Con exactitud, no sabría cómo explicar
convincentemente, ni explicar tampoco, si cabe, de una manera más sencilla y
comprensible para el universo y para algunos de los muchos litigio de mundos
enganchados a la cola de mis alrededores, todo cuanto sucede a dos dedos de
esta distancia, la mía, ni a tres codos de algún desconsuelo, el vuestro, ni a
los cuatro brazos de una confrontación, una entre tú y yo; la misma que nos
separa, tanto de una mirada como de un aniversario inmenso, una que provoca remolinos
en mi cabeza mientras desde arriba se acerca, bordado como un sol abrasador en
el cielo de las cuatro o de las cinco, ese extravagante preparativo de la
tormenta.
No, no sabría explicar, sin nadie
conocido cerca, lo que ha sucedido a mí alrededor en el transcurrir de todos
los días, desde aquel o este llamamiento de nuestros labios, hasta el paso sin
lluvia de esa tormenta, esa en la que cualquier ser humano se bebe dos botellas
de sufrimientos cada día para intentar ser feliz y antes de acostarse, aún le
quedan ganas de ponerse a beber, (de echarse al coleto que dirían los clásicos) un par de vasos más a rebosar de angustias
para que no se noten sus temblores, ni se noten esos tiempos inmemoriales, esos
en los que no sabrían cómo expresar sus blasfemias ni sus cataclismos.
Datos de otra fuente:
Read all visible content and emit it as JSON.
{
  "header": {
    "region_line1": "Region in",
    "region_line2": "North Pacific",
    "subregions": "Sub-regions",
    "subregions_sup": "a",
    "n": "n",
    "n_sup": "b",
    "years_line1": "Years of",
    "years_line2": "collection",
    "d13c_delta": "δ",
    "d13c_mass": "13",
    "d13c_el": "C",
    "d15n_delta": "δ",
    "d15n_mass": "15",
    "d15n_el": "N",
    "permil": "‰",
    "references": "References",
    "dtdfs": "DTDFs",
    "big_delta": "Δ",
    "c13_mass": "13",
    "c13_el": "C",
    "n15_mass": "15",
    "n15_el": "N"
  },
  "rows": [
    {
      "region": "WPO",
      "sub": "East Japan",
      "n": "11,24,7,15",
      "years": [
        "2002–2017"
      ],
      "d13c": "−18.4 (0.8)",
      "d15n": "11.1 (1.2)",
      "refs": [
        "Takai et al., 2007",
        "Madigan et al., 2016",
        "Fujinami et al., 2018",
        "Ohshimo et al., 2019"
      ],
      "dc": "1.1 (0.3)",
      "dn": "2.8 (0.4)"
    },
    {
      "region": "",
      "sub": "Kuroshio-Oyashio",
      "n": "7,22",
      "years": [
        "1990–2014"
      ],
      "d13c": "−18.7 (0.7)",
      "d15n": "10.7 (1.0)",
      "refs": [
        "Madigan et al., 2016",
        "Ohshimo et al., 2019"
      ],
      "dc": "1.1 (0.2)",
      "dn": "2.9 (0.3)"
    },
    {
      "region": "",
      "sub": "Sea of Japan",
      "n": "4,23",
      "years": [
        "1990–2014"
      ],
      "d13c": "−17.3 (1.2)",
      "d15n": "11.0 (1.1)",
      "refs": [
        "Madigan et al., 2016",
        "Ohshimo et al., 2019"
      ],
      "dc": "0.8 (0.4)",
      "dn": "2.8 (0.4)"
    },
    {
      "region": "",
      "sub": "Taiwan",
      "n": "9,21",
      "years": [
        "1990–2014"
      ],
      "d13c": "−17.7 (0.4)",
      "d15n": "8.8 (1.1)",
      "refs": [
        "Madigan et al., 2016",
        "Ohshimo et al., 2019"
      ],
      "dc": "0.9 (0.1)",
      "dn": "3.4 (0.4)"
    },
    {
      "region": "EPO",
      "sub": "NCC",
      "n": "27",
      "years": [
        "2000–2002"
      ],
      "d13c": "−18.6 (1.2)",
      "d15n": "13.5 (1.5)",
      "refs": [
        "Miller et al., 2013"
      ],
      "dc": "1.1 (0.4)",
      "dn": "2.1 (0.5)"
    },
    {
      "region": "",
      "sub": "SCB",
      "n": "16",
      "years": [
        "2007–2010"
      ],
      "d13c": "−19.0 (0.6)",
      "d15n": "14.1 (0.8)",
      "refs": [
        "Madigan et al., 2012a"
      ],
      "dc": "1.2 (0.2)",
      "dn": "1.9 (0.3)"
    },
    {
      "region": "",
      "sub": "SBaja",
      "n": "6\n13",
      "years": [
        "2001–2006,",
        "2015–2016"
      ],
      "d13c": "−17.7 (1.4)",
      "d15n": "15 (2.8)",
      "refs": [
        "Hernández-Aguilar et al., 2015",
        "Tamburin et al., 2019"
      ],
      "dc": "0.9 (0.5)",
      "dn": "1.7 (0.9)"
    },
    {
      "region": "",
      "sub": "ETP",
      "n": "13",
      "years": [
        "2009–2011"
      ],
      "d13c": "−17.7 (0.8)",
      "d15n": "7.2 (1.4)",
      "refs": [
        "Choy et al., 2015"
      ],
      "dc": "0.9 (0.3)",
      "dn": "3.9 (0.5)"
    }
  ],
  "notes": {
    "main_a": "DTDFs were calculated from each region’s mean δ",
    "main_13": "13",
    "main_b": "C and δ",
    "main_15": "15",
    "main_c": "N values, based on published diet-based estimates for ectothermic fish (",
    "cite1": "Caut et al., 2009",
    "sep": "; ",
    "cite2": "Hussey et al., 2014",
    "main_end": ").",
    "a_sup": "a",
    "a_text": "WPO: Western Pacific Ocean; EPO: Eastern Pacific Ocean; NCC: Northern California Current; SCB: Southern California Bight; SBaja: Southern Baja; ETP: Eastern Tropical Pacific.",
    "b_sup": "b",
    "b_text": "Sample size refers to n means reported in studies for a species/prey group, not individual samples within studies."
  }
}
Son las dos del mediodía y en la mesa no falta ni un detalle para empezar a comer, no, ni falta el agua, ni falta el vino, y aun así, no, no consigo sentirme cómodo en este instante en el que sé, por su elocuencia, que no estoy preparado para asimilar los acontecimientos importantes, esos qué al írseme la cabeza confundo con otros diez o doce momentos que me vuelven de ayer, de esa burbuja dónde cogiditos de la mano creamos mundos distintos, mundos apartados, mundos que no dejan ver cómo explotan y cuentan lo que realmente sucede dentro, como si alguien pudiese leer a Dios de un solo vistazo, por dejar pasar la vida mucho más aprisa cuando más feliz se pensaba que se vivía.
Y sin estar nada claro, ni tener nada
claro, ni ver nada claro, acaso porque todo se redujese y se remontase hasta la
pérdida inevitable de la amistad en la niñez, la misma en la que también se
fueron olvidando las sonrisas; esas que ya estaban señaladas en el espacio
purpúreo de las tres o cuatro descargas del miembro viril y palpitante,
descargas a lo animal, a lo bestia, descargas entre las manos temblonas y
adolescentes que nunca fueron capaces de hacerse plenamente con él. Sí, perdona
por haberte hecho el amor tan deprisa, por no ser capaz de hacerte gozar. Por
no esperar a que tú también te vinieses de viaje conmigo; pero, cómo explicarte
que, tras las primeras exploraciones, me hiciste soñar con la misma vehemencia
con la que solo los dioses son capaces de hacer que todo suceda. Temblaba
visiblemente. Sudaba como la sonrisa de la ciudad que espera su ejecución. Sí,
parecía haberse refugiado en mis ojos el origen de la evolución. La tarde se
había oscurecido. La tormenta se había intensificado. Ante la muerte, la
profundidad del universo conocido era progresiva como las pasiones y el
pensamiento y así, sin dejar transcurrir ni media hora desde que presionase el
timbre de tu puerta, ya habías salido y nos habíamos mirado como si no hubiese
sucedido nunca nada, ni tan siquiera fuese nunca a suceder nada, nos habíamos
mirado mientras dejábamos el paso franco al vecino que también salió y bajó en
ese momento, como si hubiese intuido que formaría parte de nuestra historia.
Sí, también dejamos el paso franco a las sonrisas, y al inmenso placer que con
ellas llegó, uno instante después del amanecer.